The researcher does not have to engage in any preliminary work (such as transcribing video), but can begin by trying to understand the display of the inscriptions in the online environment using normal human interpretive skills, much as the students originally did (although from a research perspective rather than an engaged position). The researcher can then explore the methods used by the students for creating the meanings and social order of their session. We can actually observe the processes of knowledge building and group cognition as they unfolded.

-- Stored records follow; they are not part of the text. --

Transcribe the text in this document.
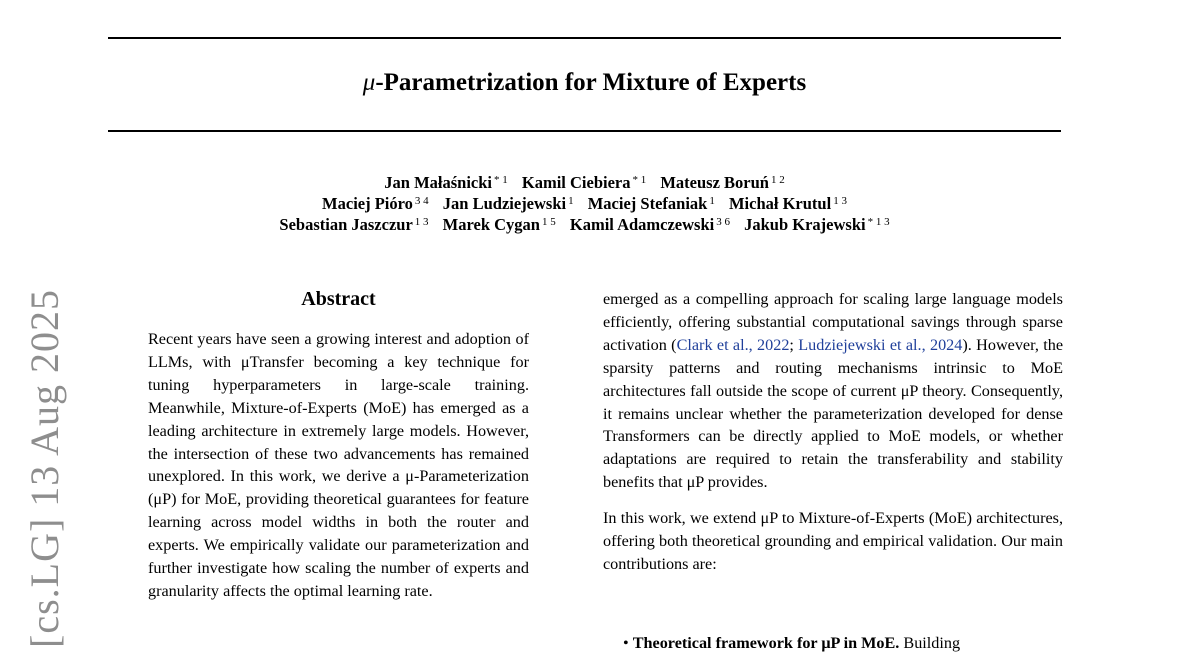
μ-Parametrization for Mixture of Experts
Jan Małaśnicki $^{* 1}$ Kamil Ciebiera $^{* 1}$ Mateusz Boruń $^{1 2}$
Maciej Pióro $^{3 4}$ Jan Ludziejewski $^1$ Maciej Stefaniak $^1$ Michał Krutul $^{1 3}$
Sebastian Jaszczur $^{1 3}$ Marek Cygan $^{1 5}$ Kamil Adamczewski $^{3 6}$ Jakub Krajewski $^{* 1 3}$
[cs.LG] 13 Aug 2025	Abstract
Recent years have seen a growing interest and adoption of LLMs, with μTransfer becoming a key technique for tuning hyperparameters in large-scale training. Meanwhile, Mixture-of-Experts (MoE) has emerged as a leading architecture in extremely large models. However, the intersection of these two advancements has remained unexplored. In this work, we derive a μ-Parameterization (μP) for MoE, providing theoretical guarantees for feature learning across model widths in both the router and experts. We empirically validate our parameterization and further investigate how scaling the number of experts and granularity affects the optimal learning rate.

emerged as a compelling approach for scaling large language models efficiently, offering substantial computational savings through sparse activation (Clark et al., 2022; Ludziejewski et al., 2024). However, the sparsity patterns and routing mechanisms intrinsic to MoE architectures fall outside the scope of current μP theory. Consequently, it remains unclear whether the parameterization developed for dense Transformers can be directly applied to MoE models, or whether adaptations are required to retain the transferability and stability benefits that μP provides.

In this work, we extend μP to Mixture-of-Experts (MoE) architectures, offering both theoretical grounding and empirical validation. Our main contributions are:

• Theoretical framework for μP in MoE. Building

In this interview I have only been able to indicate some of our ideas about group cognition in text chat, as they are developing through the analyses of the VMT research group. In order to convince you of the power of group cognition in chat and of the utility of our analyses to inform CSCL design, it will be necessary to share and reflect upon some of our concrete case studies. We have compiled the chapters of Studying Virtual Math Teams specifically to accomplish this.

Interviewer: Thanks for sharing your views on these important topics.